Mercedes W166 Schwachstellen im Check: Airmatic-Luftfederung, OM642-Ölkühler und 7G-Tronic. Warum die XENTRY-Diagnose bei KFZ Dietrich den Werterhalt sichert.

Mercedes ML W166: Typische Probleme & XENTRY-Diagnose
TL;DR
  • Fahrwerk: Airmatic-Bälge ab 120.000 km auf Risse prüfen; Kompressor-Relais präventiv tauschen.
  • Motor (OM642): Fokus auf Ölverlust im Zylinder-V und verkokte EKAS-Stellmotoren (Einlasskanalabschaltung).
  • Wartung: Getriebeöl-Service alle 60.000 km ist Pflicht für die Langlebigkeit der 7G-Tronic.
  • Diagnose: Voller Systemzugriff via XENTRY Online ermöglicht SCN-Codierungen und offizielle Mercedes-Updates.
  • Garantie: Besuch bei KFZ Dietrich gefährdet keine Herstellergarantie – Service wird ins digitale Serviceheft eingetragen.
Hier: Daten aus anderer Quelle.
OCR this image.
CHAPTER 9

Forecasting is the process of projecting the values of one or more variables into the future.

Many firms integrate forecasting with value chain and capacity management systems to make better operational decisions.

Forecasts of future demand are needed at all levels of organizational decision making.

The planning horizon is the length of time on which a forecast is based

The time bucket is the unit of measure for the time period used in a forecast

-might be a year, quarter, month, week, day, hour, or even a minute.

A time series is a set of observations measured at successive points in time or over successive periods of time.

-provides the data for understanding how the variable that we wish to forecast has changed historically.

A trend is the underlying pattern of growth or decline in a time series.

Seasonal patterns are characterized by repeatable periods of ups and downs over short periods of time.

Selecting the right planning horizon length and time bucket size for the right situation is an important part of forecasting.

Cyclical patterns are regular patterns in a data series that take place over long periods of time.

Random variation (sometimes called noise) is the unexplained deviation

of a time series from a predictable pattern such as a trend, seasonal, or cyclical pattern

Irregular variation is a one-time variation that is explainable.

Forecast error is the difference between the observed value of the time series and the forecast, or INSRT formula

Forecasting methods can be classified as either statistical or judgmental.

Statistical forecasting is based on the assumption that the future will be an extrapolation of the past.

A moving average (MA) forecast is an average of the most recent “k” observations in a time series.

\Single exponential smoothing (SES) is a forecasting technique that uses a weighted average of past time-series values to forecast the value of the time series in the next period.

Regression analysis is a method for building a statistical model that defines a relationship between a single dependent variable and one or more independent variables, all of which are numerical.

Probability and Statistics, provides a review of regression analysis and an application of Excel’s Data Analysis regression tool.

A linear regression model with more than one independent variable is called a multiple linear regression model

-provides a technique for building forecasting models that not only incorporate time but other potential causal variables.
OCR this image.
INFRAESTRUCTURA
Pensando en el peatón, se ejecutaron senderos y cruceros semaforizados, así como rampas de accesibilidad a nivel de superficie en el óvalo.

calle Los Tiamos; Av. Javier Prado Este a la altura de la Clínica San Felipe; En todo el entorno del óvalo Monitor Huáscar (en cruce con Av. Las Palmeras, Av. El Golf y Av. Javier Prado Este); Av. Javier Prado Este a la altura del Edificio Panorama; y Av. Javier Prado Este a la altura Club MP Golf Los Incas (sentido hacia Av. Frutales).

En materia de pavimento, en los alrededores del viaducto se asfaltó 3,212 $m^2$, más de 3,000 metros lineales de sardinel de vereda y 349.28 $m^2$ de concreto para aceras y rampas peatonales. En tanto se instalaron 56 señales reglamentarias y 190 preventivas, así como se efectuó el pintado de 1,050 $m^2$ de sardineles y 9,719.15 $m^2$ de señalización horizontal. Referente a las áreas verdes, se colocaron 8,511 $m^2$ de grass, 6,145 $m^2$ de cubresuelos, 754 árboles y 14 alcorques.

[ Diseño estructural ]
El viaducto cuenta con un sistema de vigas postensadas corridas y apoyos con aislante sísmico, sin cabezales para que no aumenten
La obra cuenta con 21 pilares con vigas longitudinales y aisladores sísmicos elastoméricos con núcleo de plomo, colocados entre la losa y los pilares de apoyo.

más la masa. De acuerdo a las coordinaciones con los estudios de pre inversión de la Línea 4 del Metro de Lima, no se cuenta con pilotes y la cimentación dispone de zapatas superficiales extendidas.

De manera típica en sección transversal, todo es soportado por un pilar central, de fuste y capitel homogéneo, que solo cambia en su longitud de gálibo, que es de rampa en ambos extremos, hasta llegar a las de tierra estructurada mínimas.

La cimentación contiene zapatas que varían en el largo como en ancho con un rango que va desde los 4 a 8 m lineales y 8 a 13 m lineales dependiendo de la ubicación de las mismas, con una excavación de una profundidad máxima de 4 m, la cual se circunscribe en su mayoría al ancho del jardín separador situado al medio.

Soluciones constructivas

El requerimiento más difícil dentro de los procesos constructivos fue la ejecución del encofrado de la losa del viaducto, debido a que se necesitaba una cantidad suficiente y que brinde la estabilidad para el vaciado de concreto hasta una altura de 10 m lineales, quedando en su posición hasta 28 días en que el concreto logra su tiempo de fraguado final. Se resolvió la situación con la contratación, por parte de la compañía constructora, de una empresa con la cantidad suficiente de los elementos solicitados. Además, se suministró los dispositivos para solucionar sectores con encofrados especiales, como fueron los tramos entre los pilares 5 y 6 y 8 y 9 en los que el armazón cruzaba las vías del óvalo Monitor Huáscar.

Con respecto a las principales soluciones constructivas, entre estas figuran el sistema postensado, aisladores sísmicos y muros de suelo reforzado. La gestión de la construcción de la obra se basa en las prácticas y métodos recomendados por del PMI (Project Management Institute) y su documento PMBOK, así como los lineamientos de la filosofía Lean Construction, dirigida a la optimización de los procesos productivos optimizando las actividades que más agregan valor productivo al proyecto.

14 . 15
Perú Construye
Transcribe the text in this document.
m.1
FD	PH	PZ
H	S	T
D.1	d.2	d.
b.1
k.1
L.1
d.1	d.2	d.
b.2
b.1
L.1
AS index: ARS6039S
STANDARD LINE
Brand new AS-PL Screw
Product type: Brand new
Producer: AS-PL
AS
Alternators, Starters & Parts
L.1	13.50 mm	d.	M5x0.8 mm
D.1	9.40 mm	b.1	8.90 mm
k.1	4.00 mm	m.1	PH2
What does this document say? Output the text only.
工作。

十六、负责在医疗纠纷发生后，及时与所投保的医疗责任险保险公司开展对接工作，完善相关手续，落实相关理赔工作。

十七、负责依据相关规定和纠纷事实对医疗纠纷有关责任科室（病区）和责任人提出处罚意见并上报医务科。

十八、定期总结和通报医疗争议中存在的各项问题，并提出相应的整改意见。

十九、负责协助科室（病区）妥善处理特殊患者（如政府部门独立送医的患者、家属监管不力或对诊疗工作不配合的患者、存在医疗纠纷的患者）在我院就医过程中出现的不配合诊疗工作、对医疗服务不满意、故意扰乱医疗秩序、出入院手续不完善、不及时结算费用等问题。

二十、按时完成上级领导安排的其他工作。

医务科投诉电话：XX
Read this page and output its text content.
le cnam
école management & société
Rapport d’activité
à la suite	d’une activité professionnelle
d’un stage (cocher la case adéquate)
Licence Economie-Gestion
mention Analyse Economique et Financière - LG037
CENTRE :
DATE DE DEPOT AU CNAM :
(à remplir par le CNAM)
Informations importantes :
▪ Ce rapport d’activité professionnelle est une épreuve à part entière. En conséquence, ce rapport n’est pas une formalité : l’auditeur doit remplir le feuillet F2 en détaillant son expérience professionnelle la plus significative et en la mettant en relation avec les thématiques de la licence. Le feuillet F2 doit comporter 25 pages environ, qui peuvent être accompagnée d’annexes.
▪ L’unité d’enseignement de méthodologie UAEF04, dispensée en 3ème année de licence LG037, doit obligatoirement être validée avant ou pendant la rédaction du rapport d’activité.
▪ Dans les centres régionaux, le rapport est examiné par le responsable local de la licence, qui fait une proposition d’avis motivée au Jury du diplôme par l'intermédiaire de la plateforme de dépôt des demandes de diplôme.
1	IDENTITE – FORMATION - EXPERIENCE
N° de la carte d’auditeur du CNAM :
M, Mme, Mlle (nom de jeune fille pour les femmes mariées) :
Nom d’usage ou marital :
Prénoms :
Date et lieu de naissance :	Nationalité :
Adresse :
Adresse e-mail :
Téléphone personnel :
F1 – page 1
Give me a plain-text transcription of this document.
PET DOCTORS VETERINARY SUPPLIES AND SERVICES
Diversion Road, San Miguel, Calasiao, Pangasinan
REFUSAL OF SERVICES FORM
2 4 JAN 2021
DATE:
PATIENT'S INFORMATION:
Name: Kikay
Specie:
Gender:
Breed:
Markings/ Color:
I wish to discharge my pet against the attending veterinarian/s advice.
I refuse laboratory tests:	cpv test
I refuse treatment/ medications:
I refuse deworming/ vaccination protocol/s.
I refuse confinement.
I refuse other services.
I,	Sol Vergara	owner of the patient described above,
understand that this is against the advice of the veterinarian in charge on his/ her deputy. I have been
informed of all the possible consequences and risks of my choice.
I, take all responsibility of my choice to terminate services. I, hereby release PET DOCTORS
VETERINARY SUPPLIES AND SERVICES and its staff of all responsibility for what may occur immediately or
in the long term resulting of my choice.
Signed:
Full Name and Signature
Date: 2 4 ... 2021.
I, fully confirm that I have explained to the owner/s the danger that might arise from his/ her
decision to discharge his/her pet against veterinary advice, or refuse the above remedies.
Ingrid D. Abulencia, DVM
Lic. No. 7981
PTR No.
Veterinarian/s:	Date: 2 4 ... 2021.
Der Mercedes-Benz ML (später GLE) der Baureihe W166 ist einer der sichersten und komfortabelsten SUVs seiner Klasse – ein Fahrzeug, das auf Langlebigkeit ausgelegt ist und bei sorgfältiger Pflege problemlos 300.000 Kilometer und mehr erreicht. Doch die Kombination aus hohem Fahrzeuggewicht und komplexer Oberklasse-Technik erfordert eine Wartung, die über das Standard-Maß hinausgeht. Wer beim W166 an der falschen Stelle spart, zahlt wenig später mit vierstelligen Reparaturrechnungen.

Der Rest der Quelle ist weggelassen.